GLOBIS University's 2013 graduation ceremony

Currently, online education is the subject of heated discussion. In particular, massive open online courses, or MOOCs—free-of-charge courses from elite colleges delivered via the Internet to millions worldwide—are generating a lot of debate, both for and against.

I believe that 2014 will be “Year Zero” of small private online courses, not of massive open online courses.

Enthusiasts claim that MOOCs will make higher learning much cheaper and more accessible. Tom Friedman of The New York Times summed them up as enabling anyone to get a $50,000-a-year education for free.

But the naysayers can point to plenty of negatives. Most MOOCs consist only of lecture videos and multiple-choice tests, meaning that students are both passive and isolated. There is none of the direct, face-to-face interaction, the most fun and motivating part of the education process.

The numbers certainly show that MOOCs have a long way to go in terms of audience engagement. Millions sign up—but currently over 90% of students drop out.

Recently, though, a consensus is emerging about the best path for MOOCs to take. It’s the so-called “blended model” which unites the advantages of the internet—anywhere/anytime access and real-time online interactivity—with intellectual stimulation, companionship, and healthy peer pressure of interaction in the offline world.

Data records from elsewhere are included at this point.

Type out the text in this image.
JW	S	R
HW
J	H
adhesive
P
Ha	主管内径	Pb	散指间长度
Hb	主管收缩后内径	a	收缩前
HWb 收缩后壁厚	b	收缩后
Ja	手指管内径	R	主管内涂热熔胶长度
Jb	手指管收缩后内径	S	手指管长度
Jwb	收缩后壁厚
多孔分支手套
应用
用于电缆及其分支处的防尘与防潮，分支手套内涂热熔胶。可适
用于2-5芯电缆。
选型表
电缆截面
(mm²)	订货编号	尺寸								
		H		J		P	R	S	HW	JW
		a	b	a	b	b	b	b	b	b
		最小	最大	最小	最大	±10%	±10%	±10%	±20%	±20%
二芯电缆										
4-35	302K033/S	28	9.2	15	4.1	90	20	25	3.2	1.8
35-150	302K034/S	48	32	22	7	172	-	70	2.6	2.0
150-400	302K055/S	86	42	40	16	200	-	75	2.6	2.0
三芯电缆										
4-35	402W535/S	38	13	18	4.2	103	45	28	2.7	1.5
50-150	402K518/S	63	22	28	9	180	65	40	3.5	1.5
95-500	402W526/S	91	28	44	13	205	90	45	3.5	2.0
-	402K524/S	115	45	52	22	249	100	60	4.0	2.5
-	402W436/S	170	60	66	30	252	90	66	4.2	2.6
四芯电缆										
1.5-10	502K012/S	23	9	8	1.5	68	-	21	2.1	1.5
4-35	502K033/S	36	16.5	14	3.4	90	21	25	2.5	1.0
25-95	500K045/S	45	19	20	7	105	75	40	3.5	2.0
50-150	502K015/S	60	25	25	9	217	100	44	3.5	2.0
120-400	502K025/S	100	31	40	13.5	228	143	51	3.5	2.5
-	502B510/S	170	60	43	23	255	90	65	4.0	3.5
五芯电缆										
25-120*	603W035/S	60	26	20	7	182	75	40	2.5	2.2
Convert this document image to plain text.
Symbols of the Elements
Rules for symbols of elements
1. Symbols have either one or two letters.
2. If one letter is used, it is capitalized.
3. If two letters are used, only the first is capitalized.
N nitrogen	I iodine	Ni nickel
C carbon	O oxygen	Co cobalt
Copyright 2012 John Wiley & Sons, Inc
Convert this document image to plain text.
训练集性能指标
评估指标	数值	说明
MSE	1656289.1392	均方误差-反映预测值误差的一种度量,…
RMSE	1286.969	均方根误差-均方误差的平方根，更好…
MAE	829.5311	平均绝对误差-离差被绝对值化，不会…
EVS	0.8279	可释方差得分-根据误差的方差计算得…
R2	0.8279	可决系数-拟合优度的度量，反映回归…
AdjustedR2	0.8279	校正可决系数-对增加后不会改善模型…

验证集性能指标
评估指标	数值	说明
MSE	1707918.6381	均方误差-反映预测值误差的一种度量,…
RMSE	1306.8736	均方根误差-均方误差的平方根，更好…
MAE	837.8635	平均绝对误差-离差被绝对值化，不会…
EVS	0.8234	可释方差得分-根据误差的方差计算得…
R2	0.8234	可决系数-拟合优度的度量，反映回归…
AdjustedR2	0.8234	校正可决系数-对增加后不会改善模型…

From April next year, GLOBIS will begin to offer an online Japanese-language MBA. It will not be a large-scale, free-of-charge MOOC, but a well-crafted SPOC designed to blend the best of the online and offline worlds. In our judgment, SPOCs are the most effective way to deliver education remotely.

When we researched online courses at other institutions, everyone we surveyed said the same thing: that staring at a tablet or PC eventually got boring; they wanted a course that included physical interaction with other people.

So the first thing we did was to make sure that even the online part of our MBA was highly interactive with small private classes. At GLOBIS, we’ve always taught using the discussion-based case-study method. Now—thanks to ubiquitous broadband and new communication technologies—these group discussions can be moved online with no reduction in quality.

In fact, an online discussion can sometimes be even better than a real classroom discussion. Why? Because with chat programs, the students who are not currently speaking onscreen can bring up questions and topics in a sidebar, making it easy to identify potentially interesting points and keep the discussion powering forward.

At the same time, we also made it possible for students who start feeling bored of the online experience to attend real classes in any of our five campuses around Japan (Tokyo, Osaka, Nagoya, Sendai, and Fukuoka). All classes and credits are interchangeable between the online and offline courses, in the so-called “clicks and mortar” approach.

Having an online course also works to the advantage of students in the conventional MBA course. If they find themselves unable to attend a class at school, they can catch the same class online instead.

I think that too many people in the anti-MOOC/online education camp see the conflict as a zero-sum game. They believe that online education’s gain is always offline education’s loss.

I don’t see things in those terms at all.

Online education will enlarge the overall educational pie. At GLOBIS, while we expect a few people to switch from the conventional to the online MBA course, mostly we expect the online MBA to attract a completely new group of students: people in the remote parts of Japan—Hokkaido in the north, Okinawa in the south, Shikoku in the West—who will be gaining access to an MBA course for the first time.

Digital technology is revolutionizing everything: news, publishing, entertainment, banking. And education is no exception. Just because education has a unique social value, it cannot be treated as sacrosanct and kept off-limits to change.

We educators need to embrace the new technology, but apply it in a way that’s positive for everyone: faculty, existing students, and—most importantly—an entirely new set of students who were unable to get the education they wanted until now for simple reasons like distance.

A skillfully blended SPOC will enable colleges to reach far more people without any sacrifice in educational quality. And that’s a very good thing.